I wasn’t a particularly athletic child. The second day of soccer practice, in sixth grade, we had to run laps around the soccer field, and 10-year-old me said, “I feel like I’m going to have a heart attack!” My coach disagreed. I quit. That much running was not for me.
Fifteen years later, at age 25, I had not only joined a roller derby league, but had also worked my way up to doing contact drills at practice in just three months. I felt incredible! I felt powerful! I felt unstoppable… until I went into cardiac arrest at a Thursday night practice this past July.
A lost two days
I woke up the following Sunday at Dartmouth Hitchcock Medical Center (DHMC), and couldn’t remember the last two and a half days. I was told I had been doing a drill as a jammer (point scorer) and trying to push three opposing people hard enough to break their formation and skate past them. I had backed off to approach them again, when I went down on one knee, then on all fours, the safest way to go down. My teammates thought I needed a break — then I rolled over and my lips started turning blue. One of my teammates immediately started giving me CPR. The Enfield Police brought a defibrillator and I was transported to DHMC.
The doctors told me they had run some tests, and thought it was a problem with my heart, but needed to do a cardiac catheterization to confirm. They discovered I had ALCAPA, which is an anomalous left coronary artery from the pulmonary artery. What this means is that the left side of the heart only gets deoxygenated blood.

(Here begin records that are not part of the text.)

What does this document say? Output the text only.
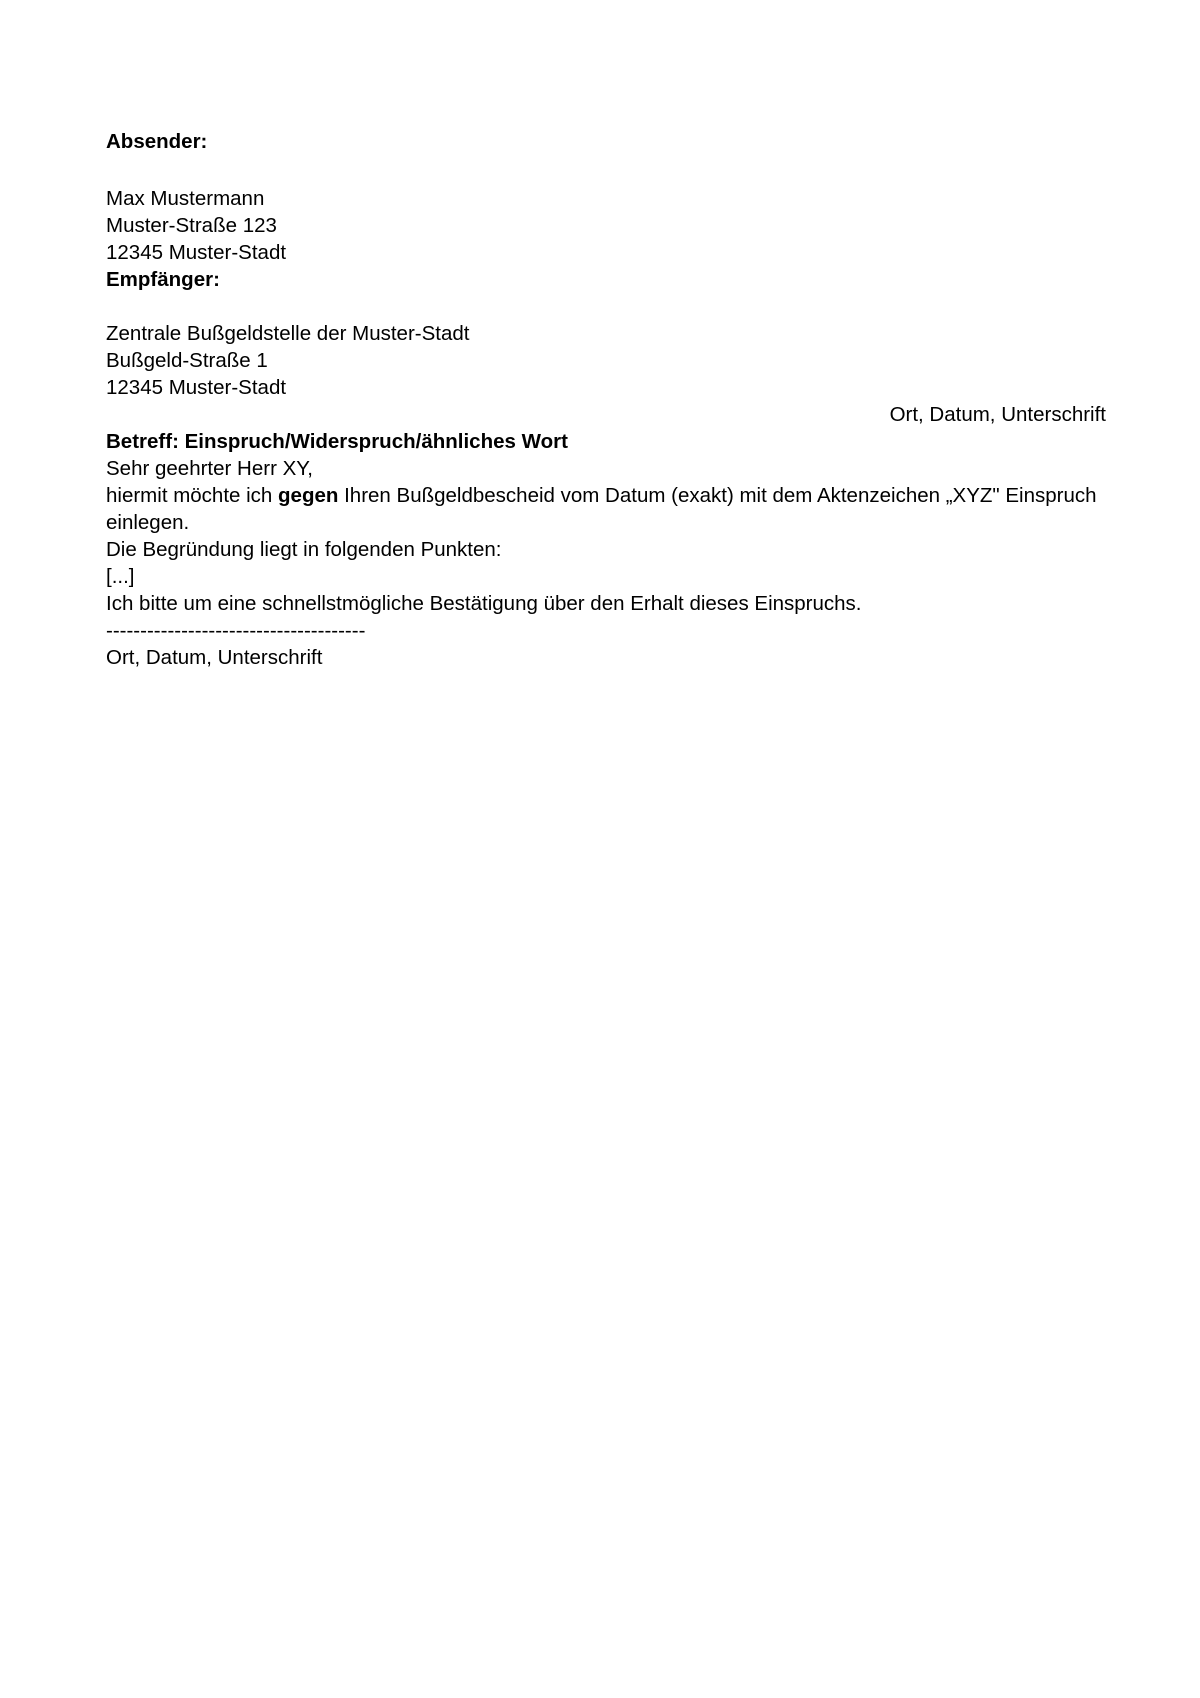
Absender:

Max Mustermann

Muster-Straße 123

12345 Muster-Stadt

Empfänger:

Zentrale Bußgeldstelle der Muster-Stadt

Bußgeld-Straße 1

12345 Muster-Stadt

Ort, Datum, Unterschrift

Betreff: Einspruch/Widerspruch/ähnliches Wort

Sehr geehrter Herr XY,

hiermit möchte ich gegen Ihren Bußgeldbescheid vom Datum (exakt) mit dem Aktenzeichen „XYZ" Einspruch einlegen.

Die Begründung liegt in folgenden Punkten:

[...]

Ich bitte um eine schnellstmögliche Bestätigung über den Erhalt dieses Einspruchs.

--------------------------------------

Ort, Datum, Unterschrift
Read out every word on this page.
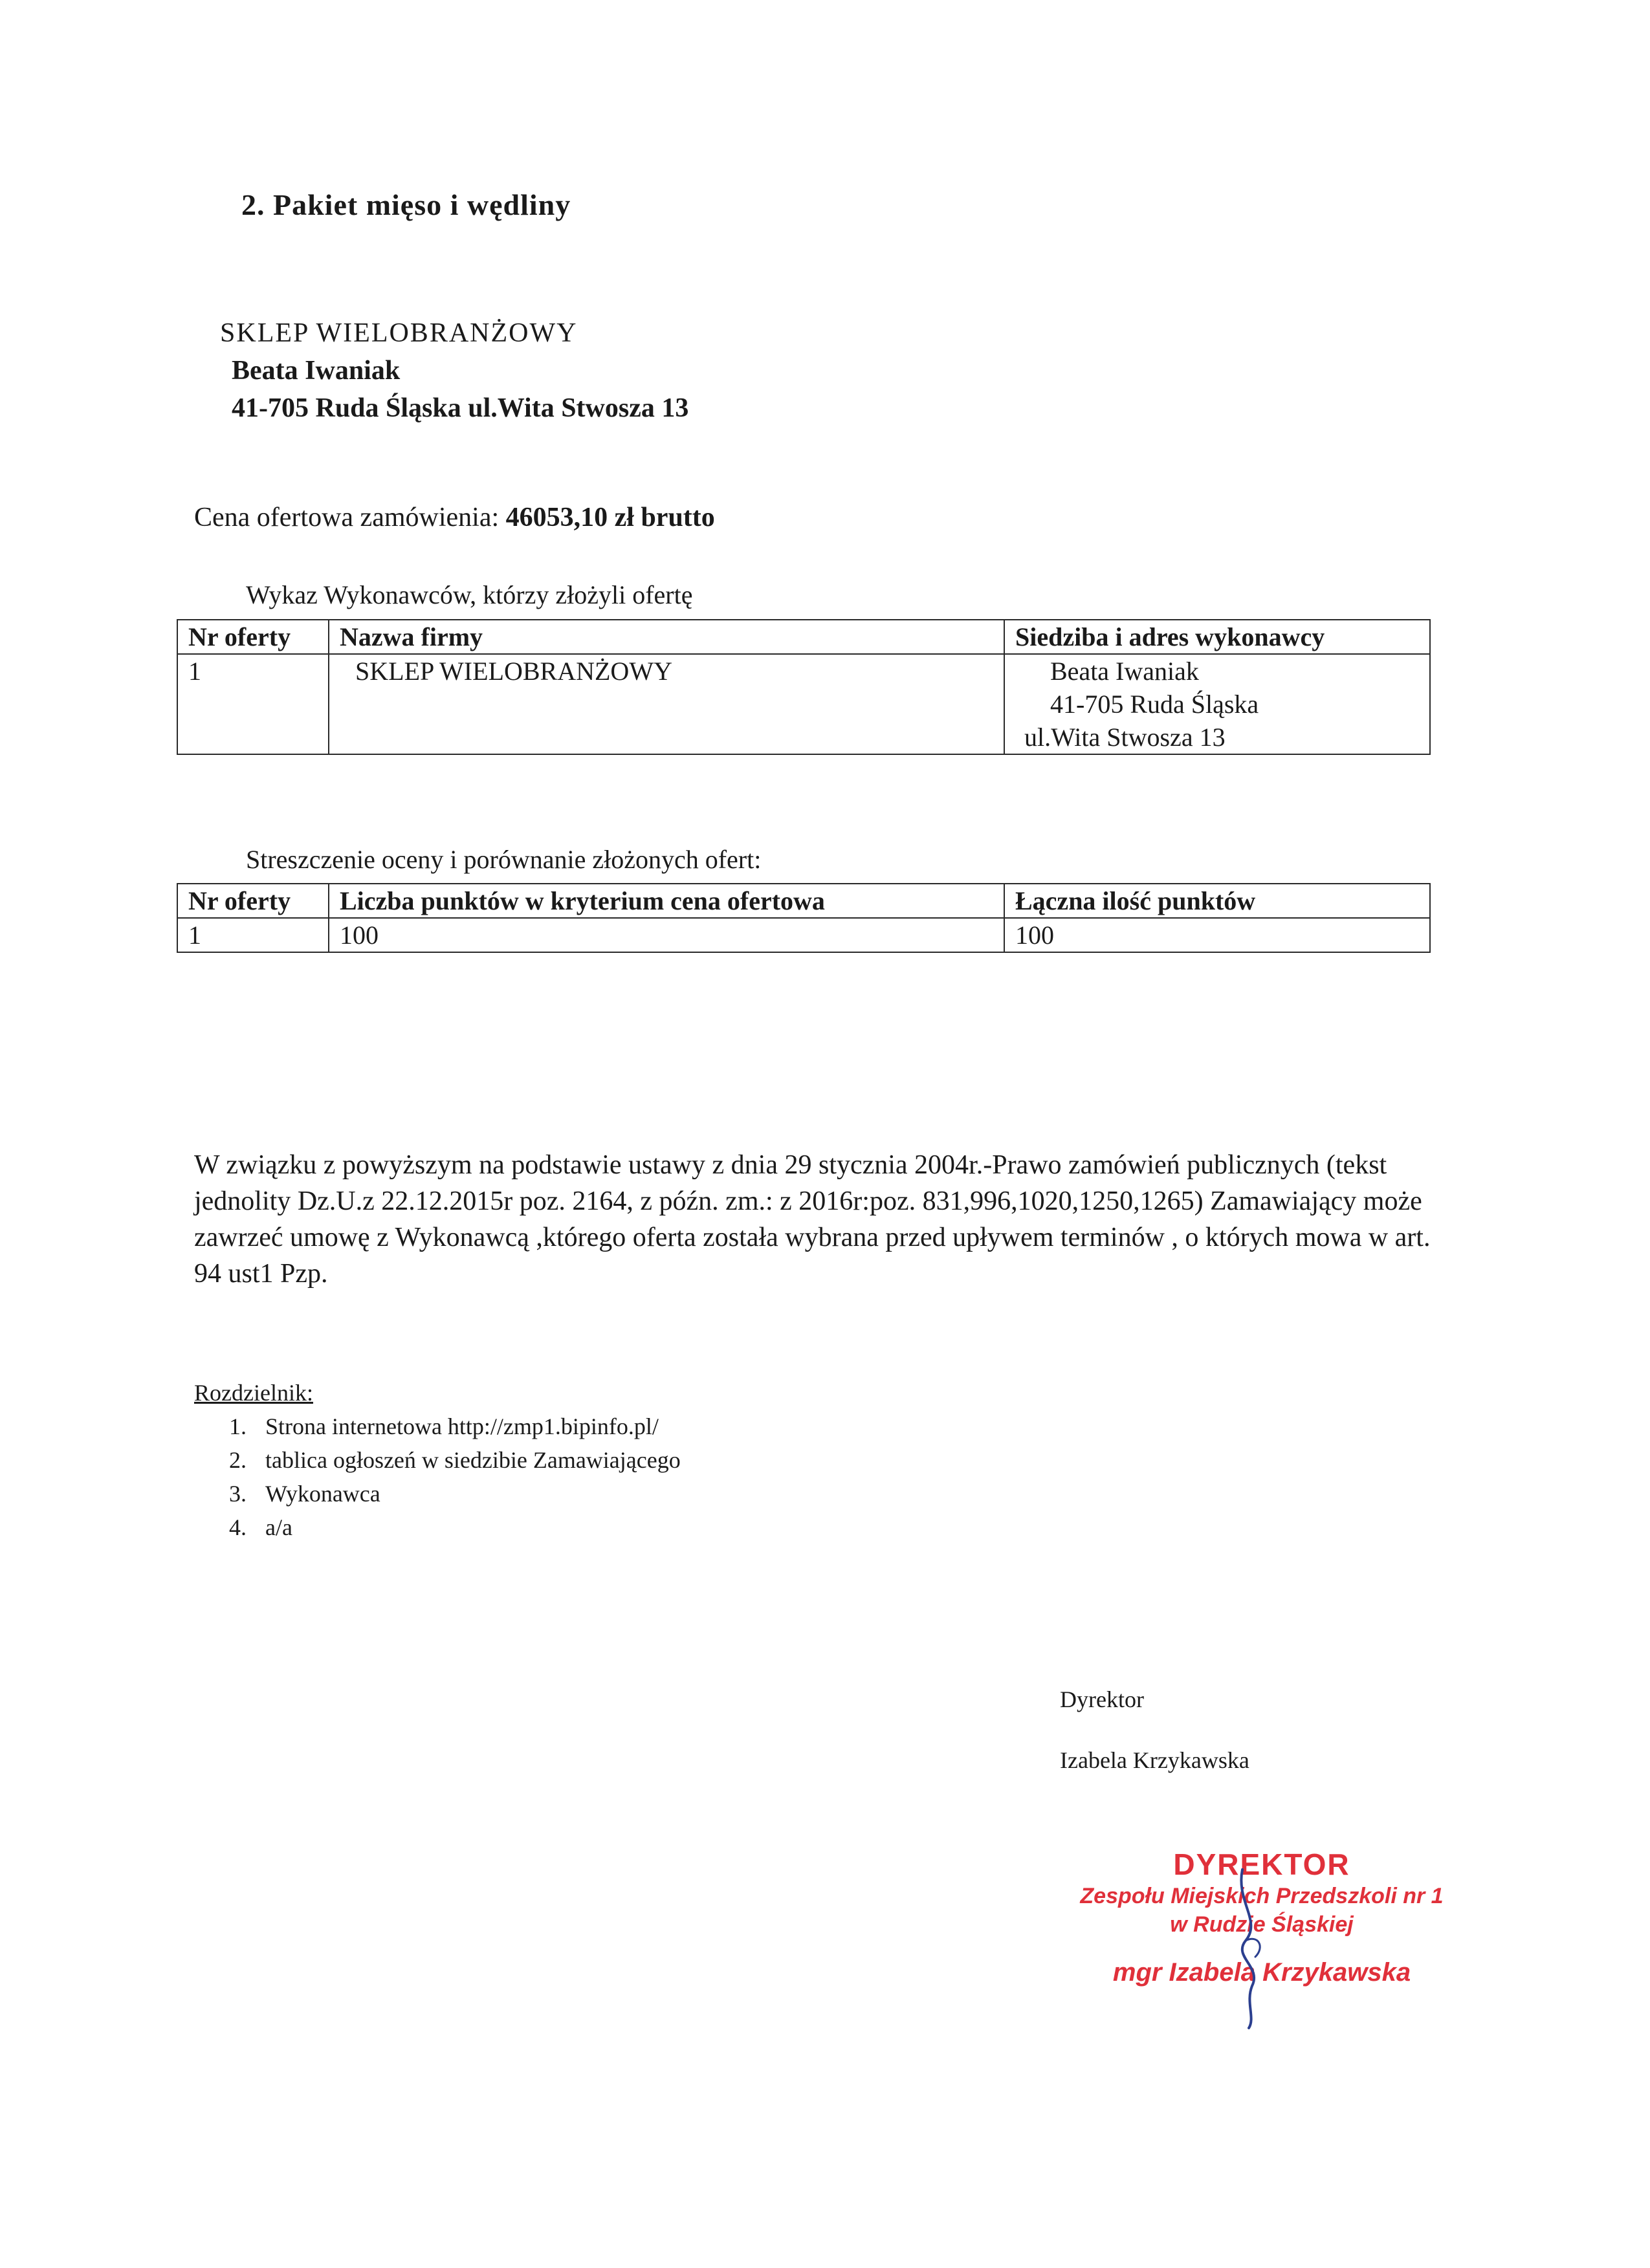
2. Pakiet mięso i wędliny
SKLEP WIELOBRANŻOWY
Beata Iwaniak
41-705 Ruda Śląska ul.Wita Stwosza 13
Cena ofertowa zamówienia: 46053,10 zł brutto
Wykaz Wykonawców, którzy złożyli ofertę
Nr oferty	Nazwa firmy	Siedziba i adres wykonawcy
1	SKLEP WIELOBRANŻOWY	Beata Iwaniak
		41-705 Ruda Śląska
		ul.Wita Stwosza 13
Streszczenie oceny i porównanie złożonych ofert:
Nr oferty	Liczba punktów w kryterium cena ofertowa	Łączna ilość punktów
1	100	100
W związku z powyższym na podstawie ustawy z dnia 29 stycznia 2004r.-Prawo zamówień publicznych (tekst jednolity Dz.U.z 22.12.2015r poz. 2164, z późn. zm.: z 2016r:poz. 831,996,1020,1250,1265) Zamawiający może zawrzeć umowę z Wykonawcą ,którego oferta została wybrana przed upływem terminów , o których mowa w art. 94 ust1 Pzp.
Rozdzielnik:
1. Strona internetowa http://zmp1.bipinfo.pl/
2. tablica ogłoszeń w siedzibie Zamawiającego
3. Wykonawca
4. a/a
Dyrektor
Izabela Krzykawska
DYREKTOR
Zespołu Miejskich Przedszkoli nr 1
w Rudzie Śląskiej
mgr Izabela Krzykawska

They told me ALCAPA is an incredibly rare congenital cardiac anomaly. Normally, it’s found within the first two years of a child’s life, and corrected with surgery. Without this surgery, most people with ALCAPA don’t survive. The doctors were fascinated to find that the right side of my heart had developed collaterals, multiple little tubes, to push oxygenated blood to the left side of my heart. Until roller derby, I had never exerted myself enough to know that something was wrong.
A referral for surgery
Because ALCAPA is such a rare condition and typically occurs in children, my doctor immediately referred me to the Boston Adult Congenital Heart Program (BACH) at Boston Children’s Hospital. He said he’d rather I be treated by a team who could do the procedure in their sleep.
My surgeon, and co-director of the Coronary Artery Program at Boston Children’s, Dr. Luis Quinonez, met with my family and me and explained that they usually find ALCAPA early because babies that have it are colicky, or have a heart murmur, which I never had.
The BACH team explained the procedure and what they anticipated, detailing a “Plan A” to “Plan D,” depending on specific outcomes. I didn’t focus on how scary everything was. I had resolutely decided that even though surgery was just one option, that’s what I was doing. If I had made it this far, I would be fine.
Surgery ended up being a breeze. Dr. Quinonez said that once they started the operation, they were able to enact Plan A: move my left coronary artery and connect it to the left side of my aorta. Recovery wasn’t as easy. I had three chest tubes to drain the extra fluid from my chest, and had to be hooked up to an oxygen tank for four days. The first time I took a walk without the chest tubes or oxygen, I made the mistake of going at my regular pace and taking stairs.
Since then, I’ve taken walks and realized that before the surgery I would have gotten winded halfway through. My endurance is not at its best yet, but it’s still better than before. The doctors said that after the surgery, I would probably feel like Wonder Woman. I can see what they meant.
Before surgery, the one question I had was if I’d be able to return to roller derby. When I rejoin the league in February, I may have to start over, but this time, I’ll be unstoppable.